Brazil and Mexico have the same problem: they are growing too little
The two largest economies in Latin America are currently developing in an astonishingly similar way – even though they have completely different structures.
by Alexander Busch, Latin America correspondent for Handelsblatt and Neue Zürcher Zeitung
In Brazil and Mexico, Latin America’s two largest economies, central banks have been raising interest rates to curb inflation long before the FED and the ECB. According to forecasts by investment banks such as JP Morgan, inflation in both countries will fall to around 5.5 percent this year.

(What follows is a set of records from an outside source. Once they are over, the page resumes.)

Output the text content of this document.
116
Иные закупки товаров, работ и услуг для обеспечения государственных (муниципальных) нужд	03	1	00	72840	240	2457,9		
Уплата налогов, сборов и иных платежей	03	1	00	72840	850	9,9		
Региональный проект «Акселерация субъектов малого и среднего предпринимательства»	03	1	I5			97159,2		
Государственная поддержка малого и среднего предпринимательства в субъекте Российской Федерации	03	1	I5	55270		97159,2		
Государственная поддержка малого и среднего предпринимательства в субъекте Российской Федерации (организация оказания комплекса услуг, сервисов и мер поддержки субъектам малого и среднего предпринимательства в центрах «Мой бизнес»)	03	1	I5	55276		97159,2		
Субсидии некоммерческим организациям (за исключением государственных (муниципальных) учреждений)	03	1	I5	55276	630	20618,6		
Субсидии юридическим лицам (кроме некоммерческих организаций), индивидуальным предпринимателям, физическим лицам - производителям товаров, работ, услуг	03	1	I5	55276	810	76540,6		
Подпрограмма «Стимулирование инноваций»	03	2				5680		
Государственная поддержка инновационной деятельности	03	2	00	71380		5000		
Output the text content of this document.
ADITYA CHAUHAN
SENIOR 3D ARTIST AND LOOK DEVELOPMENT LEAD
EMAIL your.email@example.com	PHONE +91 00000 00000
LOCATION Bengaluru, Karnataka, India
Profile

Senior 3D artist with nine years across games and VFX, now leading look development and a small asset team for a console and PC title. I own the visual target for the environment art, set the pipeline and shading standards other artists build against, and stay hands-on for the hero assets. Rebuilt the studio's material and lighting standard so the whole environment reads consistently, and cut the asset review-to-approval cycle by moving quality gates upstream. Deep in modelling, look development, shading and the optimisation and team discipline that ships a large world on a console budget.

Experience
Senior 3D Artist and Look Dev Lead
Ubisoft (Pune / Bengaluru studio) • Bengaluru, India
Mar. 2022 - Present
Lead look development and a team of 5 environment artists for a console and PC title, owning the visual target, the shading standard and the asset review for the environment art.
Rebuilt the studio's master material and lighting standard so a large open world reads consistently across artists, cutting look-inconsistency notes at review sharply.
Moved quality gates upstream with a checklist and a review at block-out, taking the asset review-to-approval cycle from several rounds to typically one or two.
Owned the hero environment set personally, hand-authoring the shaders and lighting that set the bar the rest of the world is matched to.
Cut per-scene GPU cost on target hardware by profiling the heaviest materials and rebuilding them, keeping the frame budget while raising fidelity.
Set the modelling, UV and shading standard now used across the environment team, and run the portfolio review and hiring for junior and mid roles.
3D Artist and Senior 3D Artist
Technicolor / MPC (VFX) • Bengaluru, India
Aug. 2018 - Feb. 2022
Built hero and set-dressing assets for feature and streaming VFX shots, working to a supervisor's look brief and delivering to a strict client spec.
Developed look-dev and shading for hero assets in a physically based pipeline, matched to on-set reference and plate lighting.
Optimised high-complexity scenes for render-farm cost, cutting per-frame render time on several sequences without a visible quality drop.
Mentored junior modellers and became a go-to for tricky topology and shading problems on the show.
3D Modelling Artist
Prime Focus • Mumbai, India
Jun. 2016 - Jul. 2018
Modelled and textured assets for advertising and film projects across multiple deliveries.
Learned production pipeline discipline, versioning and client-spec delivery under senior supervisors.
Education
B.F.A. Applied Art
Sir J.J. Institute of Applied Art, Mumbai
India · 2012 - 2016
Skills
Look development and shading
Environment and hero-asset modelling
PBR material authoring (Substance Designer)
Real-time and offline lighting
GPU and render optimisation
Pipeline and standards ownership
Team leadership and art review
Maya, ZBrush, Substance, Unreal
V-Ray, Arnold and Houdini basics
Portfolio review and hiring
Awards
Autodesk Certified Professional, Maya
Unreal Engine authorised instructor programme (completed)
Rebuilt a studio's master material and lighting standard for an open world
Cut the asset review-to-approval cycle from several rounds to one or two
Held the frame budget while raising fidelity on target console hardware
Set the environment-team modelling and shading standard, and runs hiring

But the successes on the inflation front have come at a high price: High interest rates in Brazil are one of the reasons why the economy slipped into recession late last year. This year, Brazil will grow by just 0.5 percent (2022: 2.9 percent). In Mexico, on the other hand, growth forecasts for this year have recently improved, despite high interest rates. However, the number two economy in Latin America will also only grow by 1.7 percent this year. In 2022, the figure was 3.1 percent.
Mexico benefits above all from its proximity to the USA and privileged access to the world’s largest single market. The USA, Mexico and Canada are integrated with each other in the USMCA free trade area. Now, in short order, BMW and then Tesla have announced that they will start production of electric cars in Mexico. Already last year, foreign corporations invested $35 billion in Mexico, the most since 2015. Remittances from Mexicans in the U.S. account for an additional four percent of GDP.
But Brazil also increased its foreign investment to $91 billion last year. This puts the country in fourth place worldwide in terms of foreign direct investment. The last time the figure was this high was eleven years ago, when Brazil was still growing at double-digit rates.
In many other respects, too, the two largest economies are similar in macro data, despite the different structure of their economies: While Brazil mainly exports raw materials, food and energy, Mexico’s exports are dominated by industrial products. Consumption on the domestic market is crucial for growth in both economies. Brazil, for example, concentrated 38 percent of Latin America’s GDP with a gross domestic product of $1,919 billion. Mexico followed with $1,421 billion and 23 percent of regional economic output.
In terms of inflation, current account deficits and dollar debt, the two economies are fairly similar. The most important differences can be seen in their national budgets: While Brazil produces a national deficit of more than eight percent of GDP, i.e. spends far more than it takes in, the deficit in Mexico’s national budget is only four percent.
However, both economies are performing similarly badly in one crucial respect: they are both growing far too little compared with the average for the emerging markets worldwide. Mexico has barely returned to its pre-pandemic level. Next year, both economies will grow by just one percent – according to JP Morgan. That is far too little in view of the poverty problems in these countries.